Transient evidence of shallow coseismic submarine landslides shaping canyon head geomorphology: Insights from the 2016 Kaikōura earthquake, New Zealand

Abstract

The impact of recurrent landslides on submarine canyon morphology, sediment dynamics, and tsunami hazard is poorly understood. This study presents the first detailed inventory of earthquake-induced submarine landslides, using high-resolution (2 m) pre- and postevent multibeam bathymetry of the upper Kaikōura Canyon, New Zealand, following the Mw 7.8, 2016 Kaikōura earthquake. Most failures initiated as small (∼1950 m2), shallow disaggregating slides (<10 m) in postglacial sediments draped over bedrock at the canyon headwall.
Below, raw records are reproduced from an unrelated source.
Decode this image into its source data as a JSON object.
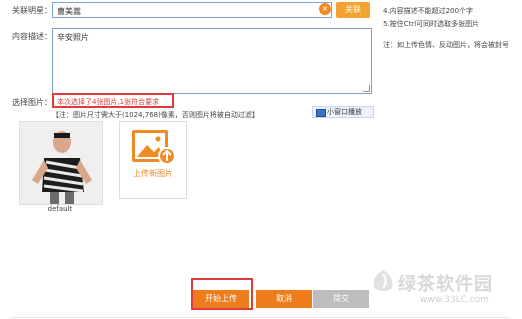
{
  "form": {
    "star_label": "关联明星：",
    "star_value": "曹美嵩",
    "clear_icon": "×",
    "link_button": "关联",
    "desc_label": "内容描述：",
    "desc_value": "辛安照片",
    "select_label": "选择图片：",
    "select_status": "本次选择了4张图片,1张符合要求",
    "size_note": "【注：图片尺寸需大于(1024,768)像素，否则图片将被自动过滤】",
    "popup_button": "小窗口播放",
    "photo_caption": "default",
    "upload_label": "上传新图片"
  },
  "tips": {
    "desc_limit": "4.内容描述不能超过200个字",
    "multi_select": "5.按住Ctrl可同时选取多张图片",
    "note": "注：如上传色情、反动图片，将会被封号"
  },
  "actions": {
    "start_upload": "开始上传",
    "cancel": "取消",
    "submit": "提交"
  },
  "watermark": {
    "brand": "绿茶软件园",
    "url": "www.33LC.com"
  },
  "colors": {
    "accent": "#ef7d1e",
    "highlight_border": "#e03a3a",
    "field_border": "#7ba4d6",
    "disabled": "#bdbdbd"
  }
}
Despite their size, ∼11.2 Mm3 of material failed from the upper canyon, nearly 100 times the volume loss per unit area observed on land, resulting in up to 210 m of headwall retreat and erasure of small gully systems. These shallow slides transitioned into flows, contributing to the 935 Mm3 gravity flow deeper in the canyon. Corrected digital elevation model (DEM) differencing shows submarine landslide volumes were 1.5−3 times larger than postevent estimates would predict. The sediment mobilized by shallow landsliding from the Kaikōura Canyon headwall provides valuable insights that could improve sediment gravity flow and submarine landslide hazard models. Despite the large sediment volume, no tsunami was generated, likely due to failure occurring as numerous small disaggregating slides. These findings indicate that landslide-driven tsunami hazard in active margin settings may be lower than expected.